The relationship between sleep disorders and frailty is still not clear in the literature, and expert consensus statements have called for well-designed studies to supplant this knowledge gap in the frailty literature (Cochen et al., 2009). To this end, a very recent study using data from the Doetinchem Cohort Study found that short and long sleep duration was associated with physical frailty (van Oostrom et al., 2017). Given the mechanistic link between sleep-related issues and inflammation (Hurtado-Alvarado, Dominguez-Salazar, Pavon, Velazquez-Moctezuma, & Gomez-Gonzalez, 2016; Straub, 2017), and the findings from the current study, interventions aimed at improving sleep and reducing inflammation may provide synergistic effects on frailty. These types of studies are warranted.

This study has certain limitations and strengths. The study population is predominantly non-Hispanic White; therefore, generalizing these findings to other racial groups should be done with considerable caution. Also, the small sample size for this pilot analysis likely resulted in Type II error leading to nonsignificance of risk factors where associations may exist in the population. Measures of cognitive and nutritional status were not available for these analyses, and an optimal design would have been to longitudinally follow individuals from early adulthood through late life to track the performance and consistency of risk factors throughout the adult life span. Fortunately, this work is presently ongoing. The major strength of this study is the use of simple physical performance measures and their normative-based cut points to quantify PBEF status. From a clinical perspective, these two simple functional tests could be easily incorporated into clinical practice, and if PBEF is identified, risk factors for PBEF could be further collected and discussed using a secondary preventive approach.
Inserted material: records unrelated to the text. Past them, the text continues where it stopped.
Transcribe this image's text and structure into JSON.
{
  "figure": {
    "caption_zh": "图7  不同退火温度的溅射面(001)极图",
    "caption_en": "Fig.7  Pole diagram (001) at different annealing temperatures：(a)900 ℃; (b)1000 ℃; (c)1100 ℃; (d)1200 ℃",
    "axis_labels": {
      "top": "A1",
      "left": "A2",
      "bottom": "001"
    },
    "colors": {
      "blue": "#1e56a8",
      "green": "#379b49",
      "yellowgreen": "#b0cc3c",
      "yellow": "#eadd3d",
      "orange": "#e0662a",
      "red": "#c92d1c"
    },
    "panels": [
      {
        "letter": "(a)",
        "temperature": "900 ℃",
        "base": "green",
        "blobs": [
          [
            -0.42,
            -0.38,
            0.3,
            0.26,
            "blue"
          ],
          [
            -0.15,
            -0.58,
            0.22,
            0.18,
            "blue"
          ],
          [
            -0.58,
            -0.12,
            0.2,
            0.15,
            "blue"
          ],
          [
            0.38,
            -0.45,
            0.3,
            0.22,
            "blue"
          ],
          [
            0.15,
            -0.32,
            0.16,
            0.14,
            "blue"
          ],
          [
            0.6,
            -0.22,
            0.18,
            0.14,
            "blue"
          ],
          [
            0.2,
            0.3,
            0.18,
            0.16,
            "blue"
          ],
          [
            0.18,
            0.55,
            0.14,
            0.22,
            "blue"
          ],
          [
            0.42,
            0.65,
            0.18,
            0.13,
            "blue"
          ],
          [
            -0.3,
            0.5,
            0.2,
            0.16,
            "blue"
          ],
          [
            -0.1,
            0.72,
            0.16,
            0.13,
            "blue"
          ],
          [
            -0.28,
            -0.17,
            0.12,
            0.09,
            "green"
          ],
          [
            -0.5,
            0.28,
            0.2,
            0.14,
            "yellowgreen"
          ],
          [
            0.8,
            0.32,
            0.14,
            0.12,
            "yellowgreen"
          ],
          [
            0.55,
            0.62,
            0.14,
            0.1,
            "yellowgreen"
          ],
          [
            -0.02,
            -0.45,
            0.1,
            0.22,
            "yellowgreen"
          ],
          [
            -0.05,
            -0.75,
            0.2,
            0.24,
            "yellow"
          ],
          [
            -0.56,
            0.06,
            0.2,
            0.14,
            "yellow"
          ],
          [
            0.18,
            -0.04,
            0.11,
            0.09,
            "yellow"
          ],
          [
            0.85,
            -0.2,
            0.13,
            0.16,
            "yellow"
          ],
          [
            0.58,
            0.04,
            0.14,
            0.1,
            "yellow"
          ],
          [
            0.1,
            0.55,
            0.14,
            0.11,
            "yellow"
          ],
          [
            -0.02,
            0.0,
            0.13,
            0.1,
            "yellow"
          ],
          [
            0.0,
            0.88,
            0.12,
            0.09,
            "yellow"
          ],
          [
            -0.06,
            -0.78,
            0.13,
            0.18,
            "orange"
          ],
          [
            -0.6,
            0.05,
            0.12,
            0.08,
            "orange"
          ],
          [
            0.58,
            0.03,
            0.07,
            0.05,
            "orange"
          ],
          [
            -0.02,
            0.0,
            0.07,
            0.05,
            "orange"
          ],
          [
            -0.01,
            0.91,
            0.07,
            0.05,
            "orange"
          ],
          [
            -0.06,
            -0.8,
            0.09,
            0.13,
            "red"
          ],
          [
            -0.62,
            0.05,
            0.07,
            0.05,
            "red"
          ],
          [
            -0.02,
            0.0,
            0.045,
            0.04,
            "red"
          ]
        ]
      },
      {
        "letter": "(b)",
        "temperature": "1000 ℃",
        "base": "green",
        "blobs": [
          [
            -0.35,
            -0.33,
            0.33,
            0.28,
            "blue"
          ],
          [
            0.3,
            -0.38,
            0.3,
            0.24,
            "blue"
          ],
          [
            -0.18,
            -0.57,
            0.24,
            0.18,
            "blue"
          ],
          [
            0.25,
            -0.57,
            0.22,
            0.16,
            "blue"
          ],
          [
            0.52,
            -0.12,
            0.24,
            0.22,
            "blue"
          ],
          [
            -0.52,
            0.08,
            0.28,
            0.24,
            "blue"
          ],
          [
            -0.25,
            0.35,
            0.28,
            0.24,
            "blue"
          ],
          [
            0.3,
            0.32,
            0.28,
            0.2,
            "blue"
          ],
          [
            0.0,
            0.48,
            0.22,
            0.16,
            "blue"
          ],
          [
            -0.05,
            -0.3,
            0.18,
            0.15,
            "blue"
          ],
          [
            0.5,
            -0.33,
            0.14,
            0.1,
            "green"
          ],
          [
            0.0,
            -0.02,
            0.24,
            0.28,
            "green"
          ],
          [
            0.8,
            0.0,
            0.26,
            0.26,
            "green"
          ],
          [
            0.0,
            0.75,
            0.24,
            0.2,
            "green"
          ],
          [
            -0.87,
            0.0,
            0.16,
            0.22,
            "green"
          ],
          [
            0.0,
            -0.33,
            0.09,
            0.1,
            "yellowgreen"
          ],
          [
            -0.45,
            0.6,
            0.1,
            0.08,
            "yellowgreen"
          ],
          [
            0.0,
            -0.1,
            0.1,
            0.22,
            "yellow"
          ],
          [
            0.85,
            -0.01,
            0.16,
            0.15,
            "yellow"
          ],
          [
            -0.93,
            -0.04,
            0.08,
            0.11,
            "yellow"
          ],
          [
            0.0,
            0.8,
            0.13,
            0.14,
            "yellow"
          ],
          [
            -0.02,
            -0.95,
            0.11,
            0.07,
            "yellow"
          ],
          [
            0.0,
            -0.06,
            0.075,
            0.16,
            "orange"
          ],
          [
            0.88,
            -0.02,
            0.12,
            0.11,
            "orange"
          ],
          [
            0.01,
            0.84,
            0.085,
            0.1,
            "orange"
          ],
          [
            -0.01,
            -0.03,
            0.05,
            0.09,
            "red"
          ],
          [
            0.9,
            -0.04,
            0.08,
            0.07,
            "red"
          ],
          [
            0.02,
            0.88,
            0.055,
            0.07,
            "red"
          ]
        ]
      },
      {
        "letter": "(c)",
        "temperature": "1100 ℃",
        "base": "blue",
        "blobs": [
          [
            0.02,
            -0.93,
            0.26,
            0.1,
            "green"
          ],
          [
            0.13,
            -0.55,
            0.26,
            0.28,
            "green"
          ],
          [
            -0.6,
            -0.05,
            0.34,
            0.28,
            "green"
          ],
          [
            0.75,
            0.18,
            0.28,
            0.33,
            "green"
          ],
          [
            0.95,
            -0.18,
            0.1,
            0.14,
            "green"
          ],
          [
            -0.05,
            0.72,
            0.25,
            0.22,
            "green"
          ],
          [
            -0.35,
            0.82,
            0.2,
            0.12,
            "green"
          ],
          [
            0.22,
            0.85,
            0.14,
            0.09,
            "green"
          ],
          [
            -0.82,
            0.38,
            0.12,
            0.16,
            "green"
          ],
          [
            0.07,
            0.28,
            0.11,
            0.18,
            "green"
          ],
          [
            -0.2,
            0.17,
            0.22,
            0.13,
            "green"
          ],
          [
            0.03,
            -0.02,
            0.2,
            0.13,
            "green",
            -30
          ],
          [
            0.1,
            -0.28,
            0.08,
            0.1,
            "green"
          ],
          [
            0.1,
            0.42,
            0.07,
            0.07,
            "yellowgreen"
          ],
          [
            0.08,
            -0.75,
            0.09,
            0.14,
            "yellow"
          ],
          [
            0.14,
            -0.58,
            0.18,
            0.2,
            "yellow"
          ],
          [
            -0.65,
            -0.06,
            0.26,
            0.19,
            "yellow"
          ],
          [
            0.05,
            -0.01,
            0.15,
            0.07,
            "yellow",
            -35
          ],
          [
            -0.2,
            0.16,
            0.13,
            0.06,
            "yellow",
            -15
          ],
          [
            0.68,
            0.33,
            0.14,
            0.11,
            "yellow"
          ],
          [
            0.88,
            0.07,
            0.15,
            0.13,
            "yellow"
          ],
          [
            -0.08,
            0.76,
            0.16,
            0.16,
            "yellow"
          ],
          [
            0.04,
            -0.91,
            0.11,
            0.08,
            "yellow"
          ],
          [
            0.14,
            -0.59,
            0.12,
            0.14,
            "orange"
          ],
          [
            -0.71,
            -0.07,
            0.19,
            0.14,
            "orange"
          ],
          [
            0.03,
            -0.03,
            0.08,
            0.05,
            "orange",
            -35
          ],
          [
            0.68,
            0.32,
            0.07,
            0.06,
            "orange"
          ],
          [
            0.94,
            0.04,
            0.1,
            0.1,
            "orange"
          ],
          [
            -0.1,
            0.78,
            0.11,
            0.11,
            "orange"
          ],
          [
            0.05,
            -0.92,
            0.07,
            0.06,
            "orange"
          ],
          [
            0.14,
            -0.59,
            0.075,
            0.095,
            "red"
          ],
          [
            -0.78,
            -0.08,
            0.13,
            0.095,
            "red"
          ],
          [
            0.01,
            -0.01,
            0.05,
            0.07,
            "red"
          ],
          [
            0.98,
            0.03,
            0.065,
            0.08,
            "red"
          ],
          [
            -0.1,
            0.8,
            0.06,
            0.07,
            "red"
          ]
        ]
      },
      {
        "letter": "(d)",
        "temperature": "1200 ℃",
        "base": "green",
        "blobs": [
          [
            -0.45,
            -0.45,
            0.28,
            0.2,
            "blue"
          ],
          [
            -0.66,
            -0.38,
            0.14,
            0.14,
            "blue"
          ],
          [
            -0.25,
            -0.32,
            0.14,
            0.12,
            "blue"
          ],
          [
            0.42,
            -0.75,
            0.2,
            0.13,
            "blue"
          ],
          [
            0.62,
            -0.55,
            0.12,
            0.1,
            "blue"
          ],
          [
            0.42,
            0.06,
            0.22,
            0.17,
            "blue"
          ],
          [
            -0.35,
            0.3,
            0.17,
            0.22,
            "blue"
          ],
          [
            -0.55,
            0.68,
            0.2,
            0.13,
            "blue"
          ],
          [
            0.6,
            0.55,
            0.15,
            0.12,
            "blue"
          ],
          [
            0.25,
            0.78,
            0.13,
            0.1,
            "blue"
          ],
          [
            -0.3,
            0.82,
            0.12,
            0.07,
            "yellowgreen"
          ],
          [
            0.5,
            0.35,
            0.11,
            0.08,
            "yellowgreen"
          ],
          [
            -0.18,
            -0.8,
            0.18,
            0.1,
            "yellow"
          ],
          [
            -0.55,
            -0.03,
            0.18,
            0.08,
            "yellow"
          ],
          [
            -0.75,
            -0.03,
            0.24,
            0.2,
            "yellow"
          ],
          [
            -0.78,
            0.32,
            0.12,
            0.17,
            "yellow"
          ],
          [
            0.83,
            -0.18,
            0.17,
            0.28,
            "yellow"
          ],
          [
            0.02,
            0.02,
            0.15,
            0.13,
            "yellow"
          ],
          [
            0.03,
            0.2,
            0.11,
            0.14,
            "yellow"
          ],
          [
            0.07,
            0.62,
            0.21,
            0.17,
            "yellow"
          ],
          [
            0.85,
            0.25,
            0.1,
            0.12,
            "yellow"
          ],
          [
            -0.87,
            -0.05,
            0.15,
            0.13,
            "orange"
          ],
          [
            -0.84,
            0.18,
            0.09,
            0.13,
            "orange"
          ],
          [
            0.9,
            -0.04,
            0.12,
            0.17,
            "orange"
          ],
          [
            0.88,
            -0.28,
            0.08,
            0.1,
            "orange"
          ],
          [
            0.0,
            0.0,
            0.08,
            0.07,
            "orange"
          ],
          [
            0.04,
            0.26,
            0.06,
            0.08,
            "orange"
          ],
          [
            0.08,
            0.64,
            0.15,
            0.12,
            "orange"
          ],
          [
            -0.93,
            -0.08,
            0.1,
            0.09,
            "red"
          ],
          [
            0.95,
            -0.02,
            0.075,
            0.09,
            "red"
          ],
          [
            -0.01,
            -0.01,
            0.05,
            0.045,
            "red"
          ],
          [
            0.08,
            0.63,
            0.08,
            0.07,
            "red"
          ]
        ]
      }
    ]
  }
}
In summary, the results from this study indicate that PBEF in midlife is likely a state influenced by current health status, particularly levels of physical activity. Whereas older age PBEF is influenced by antecedent behavioral risk, lower strength, and current sleep quality and inflammation. This highlights the importance of designing and implementing targeted interventions to prevent frailty and its sequela, and emphasizing healthy behaviors throughout the adult life span.